Hong Kong eyes new food-import regulations after 'rotten meat' scandal
After a safety scandal in which McDonald's admitted to buying from a supplier selling rotten meat, new import regulations may be next
The government will review the regulation of cooked-meat imports after the "rotten meat" scandal that has engulfed McDonald's in Hong Kong and a mainland supplier.
"We will be open to lawmakers' suggestions and study whether we can set up laws to better monitor imported cooked meat," undersecretary for food and health Sophia Chan Siu-chee said yesterday.
Under current law, importation of cooked meat does not require a permit. But traders have to keep proper records and provide them when asked. For raw meat, traders need import permits with a record of the place of origin and supplier.
The government's move follows a scandal over the discovery that the McDonald's fast food chain in Hong Kong had bought meat from the Shanghai factory of supplier Husi, which is under investigation for reprocessing rotten meat and selling it.
Assistant director of food and environmental hygiene Dr Lee Siu-yuen also said the department was open to introducing a system for cooked meat similar to that for raw products.
But a catering industry representative said such a system could delay supplies to the city's biggest restaurant chains.
Varieties of cooked meat were so broad it would not be easy for the government to classify which products should require permits, said Simon Wong Ka-wo, chairman of the Chamber of Food & Beverage Industry of Hong Kong.
"Some chain stores and restaurants have their own processing factories on the mainland. Transportation of cooked food could be delayed if there are new clearing processes at the border," Wong said.
Lee meanwhile accused McDonald's of misleading the government last week by saying it had not bought meat from Husi Shanghai. The firm initially said it bought its meat from Husi Hebei, but in a sudden reversal on Thursday said it had used products from the Shanghai branch.
Dr Helena Wong Pik-wan, chairwoman of the Legislative Council food safety and environmental hygiene panel, said the panel would press the government to investigate whether the fast food giant had covered up and delayed information.
Speaking after the meeting, Wong also said traders should be required to get import permits for cooked meat as they did now for raw meat. "In Hong Kong, families buy more cooked meat than raw meat to save time," she said. "Instant noodles with sausages and ham are a popular meal.

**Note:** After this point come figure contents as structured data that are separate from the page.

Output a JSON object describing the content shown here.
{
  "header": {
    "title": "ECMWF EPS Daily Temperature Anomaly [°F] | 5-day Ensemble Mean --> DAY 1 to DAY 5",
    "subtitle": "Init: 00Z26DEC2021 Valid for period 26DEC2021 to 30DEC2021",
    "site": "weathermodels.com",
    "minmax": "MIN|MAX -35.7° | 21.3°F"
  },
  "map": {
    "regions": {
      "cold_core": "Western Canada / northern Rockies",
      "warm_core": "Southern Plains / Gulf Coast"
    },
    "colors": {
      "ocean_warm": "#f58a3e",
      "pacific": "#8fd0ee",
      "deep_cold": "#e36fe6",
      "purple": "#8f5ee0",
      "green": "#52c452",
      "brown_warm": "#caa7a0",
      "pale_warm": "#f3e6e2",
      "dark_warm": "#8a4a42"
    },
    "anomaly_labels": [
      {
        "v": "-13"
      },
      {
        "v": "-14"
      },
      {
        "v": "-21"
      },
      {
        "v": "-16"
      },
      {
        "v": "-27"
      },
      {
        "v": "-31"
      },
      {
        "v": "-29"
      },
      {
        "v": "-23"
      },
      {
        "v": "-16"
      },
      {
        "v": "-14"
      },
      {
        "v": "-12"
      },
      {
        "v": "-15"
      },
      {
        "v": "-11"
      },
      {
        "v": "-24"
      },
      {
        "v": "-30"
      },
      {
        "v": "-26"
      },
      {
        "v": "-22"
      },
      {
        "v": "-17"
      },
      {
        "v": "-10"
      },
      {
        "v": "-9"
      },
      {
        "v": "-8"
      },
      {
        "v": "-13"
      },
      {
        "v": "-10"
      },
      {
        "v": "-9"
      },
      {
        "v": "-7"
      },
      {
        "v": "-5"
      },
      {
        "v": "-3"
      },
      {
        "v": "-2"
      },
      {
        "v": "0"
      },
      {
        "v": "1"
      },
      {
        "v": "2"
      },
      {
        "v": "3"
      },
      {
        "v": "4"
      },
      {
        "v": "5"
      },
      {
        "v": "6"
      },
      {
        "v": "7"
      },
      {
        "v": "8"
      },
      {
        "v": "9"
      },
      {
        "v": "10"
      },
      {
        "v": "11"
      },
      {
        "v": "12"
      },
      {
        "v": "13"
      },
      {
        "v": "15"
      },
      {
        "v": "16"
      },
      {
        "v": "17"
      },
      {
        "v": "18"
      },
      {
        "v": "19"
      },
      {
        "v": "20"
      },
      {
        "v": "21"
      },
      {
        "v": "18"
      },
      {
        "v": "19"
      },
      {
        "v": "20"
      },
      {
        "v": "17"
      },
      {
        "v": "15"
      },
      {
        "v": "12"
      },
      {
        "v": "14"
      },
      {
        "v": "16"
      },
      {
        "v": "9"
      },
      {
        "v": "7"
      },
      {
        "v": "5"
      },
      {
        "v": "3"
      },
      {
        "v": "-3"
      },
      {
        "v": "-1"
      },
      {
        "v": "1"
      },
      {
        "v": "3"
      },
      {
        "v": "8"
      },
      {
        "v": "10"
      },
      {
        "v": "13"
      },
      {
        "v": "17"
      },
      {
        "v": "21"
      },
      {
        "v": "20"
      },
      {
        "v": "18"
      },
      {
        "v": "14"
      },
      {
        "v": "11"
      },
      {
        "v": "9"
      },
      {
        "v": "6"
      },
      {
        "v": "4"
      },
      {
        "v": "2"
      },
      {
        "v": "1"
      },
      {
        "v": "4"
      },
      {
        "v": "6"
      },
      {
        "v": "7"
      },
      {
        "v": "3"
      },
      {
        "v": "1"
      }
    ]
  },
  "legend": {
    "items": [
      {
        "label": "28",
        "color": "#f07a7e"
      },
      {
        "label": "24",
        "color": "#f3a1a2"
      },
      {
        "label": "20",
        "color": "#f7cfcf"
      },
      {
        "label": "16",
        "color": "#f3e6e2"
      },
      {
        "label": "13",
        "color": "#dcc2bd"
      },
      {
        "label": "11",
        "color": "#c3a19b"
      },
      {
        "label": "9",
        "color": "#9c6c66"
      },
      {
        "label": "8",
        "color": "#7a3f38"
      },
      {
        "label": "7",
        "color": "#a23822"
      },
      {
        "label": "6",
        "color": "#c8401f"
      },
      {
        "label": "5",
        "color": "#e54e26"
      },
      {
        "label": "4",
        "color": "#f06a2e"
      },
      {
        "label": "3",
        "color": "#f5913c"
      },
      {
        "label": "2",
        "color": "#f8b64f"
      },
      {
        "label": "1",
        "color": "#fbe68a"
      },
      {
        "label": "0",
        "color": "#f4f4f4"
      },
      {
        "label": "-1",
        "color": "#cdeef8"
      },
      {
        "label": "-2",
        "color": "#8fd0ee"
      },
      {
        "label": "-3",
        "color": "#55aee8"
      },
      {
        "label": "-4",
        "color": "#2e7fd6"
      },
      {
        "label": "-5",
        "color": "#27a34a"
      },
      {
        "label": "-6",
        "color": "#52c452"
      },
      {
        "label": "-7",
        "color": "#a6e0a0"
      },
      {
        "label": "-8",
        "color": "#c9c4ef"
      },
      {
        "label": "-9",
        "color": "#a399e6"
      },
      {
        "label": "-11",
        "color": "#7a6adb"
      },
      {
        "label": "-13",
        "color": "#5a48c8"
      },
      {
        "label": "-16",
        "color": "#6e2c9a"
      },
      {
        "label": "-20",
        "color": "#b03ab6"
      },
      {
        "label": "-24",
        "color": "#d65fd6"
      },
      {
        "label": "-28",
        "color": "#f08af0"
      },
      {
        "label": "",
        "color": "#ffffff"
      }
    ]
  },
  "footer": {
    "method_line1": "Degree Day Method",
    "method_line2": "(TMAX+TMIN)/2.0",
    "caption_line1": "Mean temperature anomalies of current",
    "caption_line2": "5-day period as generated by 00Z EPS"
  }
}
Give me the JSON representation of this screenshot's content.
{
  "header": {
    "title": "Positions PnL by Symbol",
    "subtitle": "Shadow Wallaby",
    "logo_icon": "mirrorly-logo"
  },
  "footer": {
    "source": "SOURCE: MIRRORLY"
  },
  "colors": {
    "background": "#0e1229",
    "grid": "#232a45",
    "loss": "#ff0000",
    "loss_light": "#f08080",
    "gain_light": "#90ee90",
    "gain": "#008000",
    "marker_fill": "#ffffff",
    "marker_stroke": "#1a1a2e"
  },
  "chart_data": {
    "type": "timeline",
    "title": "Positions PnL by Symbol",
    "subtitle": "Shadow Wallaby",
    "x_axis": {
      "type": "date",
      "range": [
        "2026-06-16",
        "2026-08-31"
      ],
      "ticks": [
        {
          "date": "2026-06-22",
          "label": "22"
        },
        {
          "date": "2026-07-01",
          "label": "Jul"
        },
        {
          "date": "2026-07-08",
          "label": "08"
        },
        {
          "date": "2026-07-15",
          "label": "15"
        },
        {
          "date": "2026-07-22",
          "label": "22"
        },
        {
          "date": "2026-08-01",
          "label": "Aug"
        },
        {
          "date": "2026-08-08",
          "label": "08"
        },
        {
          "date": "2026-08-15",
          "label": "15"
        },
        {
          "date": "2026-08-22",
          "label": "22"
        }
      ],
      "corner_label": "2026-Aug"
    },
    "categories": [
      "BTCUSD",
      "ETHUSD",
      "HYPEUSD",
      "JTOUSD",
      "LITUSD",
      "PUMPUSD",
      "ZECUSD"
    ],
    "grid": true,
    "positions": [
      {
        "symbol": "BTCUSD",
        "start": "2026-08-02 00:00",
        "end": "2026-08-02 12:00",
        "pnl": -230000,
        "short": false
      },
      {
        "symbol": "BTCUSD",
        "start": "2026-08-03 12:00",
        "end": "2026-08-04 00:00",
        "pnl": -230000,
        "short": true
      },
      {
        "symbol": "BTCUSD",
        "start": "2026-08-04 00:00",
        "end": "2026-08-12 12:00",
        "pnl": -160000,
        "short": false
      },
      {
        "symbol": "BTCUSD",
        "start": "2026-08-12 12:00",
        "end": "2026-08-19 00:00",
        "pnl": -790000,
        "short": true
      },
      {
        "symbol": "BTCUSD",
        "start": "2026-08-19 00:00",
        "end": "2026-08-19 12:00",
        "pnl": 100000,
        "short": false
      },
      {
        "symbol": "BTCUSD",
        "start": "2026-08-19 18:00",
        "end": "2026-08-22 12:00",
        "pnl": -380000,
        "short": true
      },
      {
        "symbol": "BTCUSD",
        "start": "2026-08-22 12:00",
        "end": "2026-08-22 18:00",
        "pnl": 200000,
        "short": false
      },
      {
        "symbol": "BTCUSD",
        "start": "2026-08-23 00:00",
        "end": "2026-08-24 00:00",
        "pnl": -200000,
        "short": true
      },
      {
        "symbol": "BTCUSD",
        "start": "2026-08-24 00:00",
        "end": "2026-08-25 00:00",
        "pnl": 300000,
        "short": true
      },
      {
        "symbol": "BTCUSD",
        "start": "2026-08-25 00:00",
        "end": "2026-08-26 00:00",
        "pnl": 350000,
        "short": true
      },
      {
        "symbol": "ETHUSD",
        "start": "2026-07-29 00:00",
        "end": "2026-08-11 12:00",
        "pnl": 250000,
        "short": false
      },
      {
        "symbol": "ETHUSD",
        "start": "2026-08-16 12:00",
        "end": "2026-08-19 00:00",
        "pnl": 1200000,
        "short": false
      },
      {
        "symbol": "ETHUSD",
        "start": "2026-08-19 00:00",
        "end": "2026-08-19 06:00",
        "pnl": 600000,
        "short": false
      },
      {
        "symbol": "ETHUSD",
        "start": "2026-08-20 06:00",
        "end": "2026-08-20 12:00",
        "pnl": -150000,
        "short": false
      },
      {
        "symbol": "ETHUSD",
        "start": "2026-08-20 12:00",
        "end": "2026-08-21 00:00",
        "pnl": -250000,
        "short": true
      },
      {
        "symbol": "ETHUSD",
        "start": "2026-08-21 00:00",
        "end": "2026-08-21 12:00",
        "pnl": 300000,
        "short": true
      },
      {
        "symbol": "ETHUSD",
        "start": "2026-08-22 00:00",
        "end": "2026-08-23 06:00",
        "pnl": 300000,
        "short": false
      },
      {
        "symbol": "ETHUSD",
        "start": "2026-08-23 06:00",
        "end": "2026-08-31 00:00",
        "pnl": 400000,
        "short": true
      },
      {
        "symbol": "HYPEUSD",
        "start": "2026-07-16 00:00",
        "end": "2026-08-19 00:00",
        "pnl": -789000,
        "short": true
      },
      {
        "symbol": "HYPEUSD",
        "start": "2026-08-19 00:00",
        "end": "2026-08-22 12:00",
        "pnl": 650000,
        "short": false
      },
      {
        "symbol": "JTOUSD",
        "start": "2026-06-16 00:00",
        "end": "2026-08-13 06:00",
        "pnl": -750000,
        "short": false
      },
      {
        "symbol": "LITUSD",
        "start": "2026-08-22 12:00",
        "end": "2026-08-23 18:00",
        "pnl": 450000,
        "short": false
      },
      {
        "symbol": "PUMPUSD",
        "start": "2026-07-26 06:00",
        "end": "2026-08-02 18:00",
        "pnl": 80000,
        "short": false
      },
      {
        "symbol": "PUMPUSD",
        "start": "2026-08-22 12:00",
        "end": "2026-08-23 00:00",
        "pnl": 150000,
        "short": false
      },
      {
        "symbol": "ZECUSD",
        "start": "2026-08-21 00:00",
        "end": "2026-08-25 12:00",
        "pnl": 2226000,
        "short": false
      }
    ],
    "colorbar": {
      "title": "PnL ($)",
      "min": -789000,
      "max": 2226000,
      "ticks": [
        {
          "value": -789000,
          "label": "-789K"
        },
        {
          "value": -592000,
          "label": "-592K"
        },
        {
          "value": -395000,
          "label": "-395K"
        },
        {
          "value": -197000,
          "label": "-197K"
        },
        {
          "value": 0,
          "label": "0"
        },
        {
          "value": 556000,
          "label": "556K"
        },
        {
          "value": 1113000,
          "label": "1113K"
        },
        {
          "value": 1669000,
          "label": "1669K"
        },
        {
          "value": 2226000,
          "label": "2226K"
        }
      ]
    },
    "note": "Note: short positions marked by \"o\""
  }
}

Shouldn't cooked meat be subject to tighter safety controls?"
She said the government told lawmakers 110 tonnes of meat products imported from Husi by McDonald's would be discarded.
The Centre for Food Safety said 15 tonnes of Husi food from McDonald's was dumped into landfills yesterday, and another 62 tonnes sealed up ready to be thrown out. The centre inspected import receipts for the past 24 months of another eight fast food chains - Pizza Hut, Starbucks, 7-Eleven, Subway, Yoshinoya, KFC, Burger King and Ikea - and found none from Husi Shanghai.
Meanwhile, regarding reports about the illegal sale of genetically modified rice on the mainland, Secretary for Food and Health Dr Ko Wing-man said the government did not know if any of the rice had been imported into Hong Kong.
Currently, it is illegal to commercially grow and sell GM rice on the mainland, but there are no laws to regulate the sale of GM food in Hong Kong.
Ko said the government encouraged retailers to label GM food and it would hold talks with the Legco food safety panel about stricter regulation and labelling.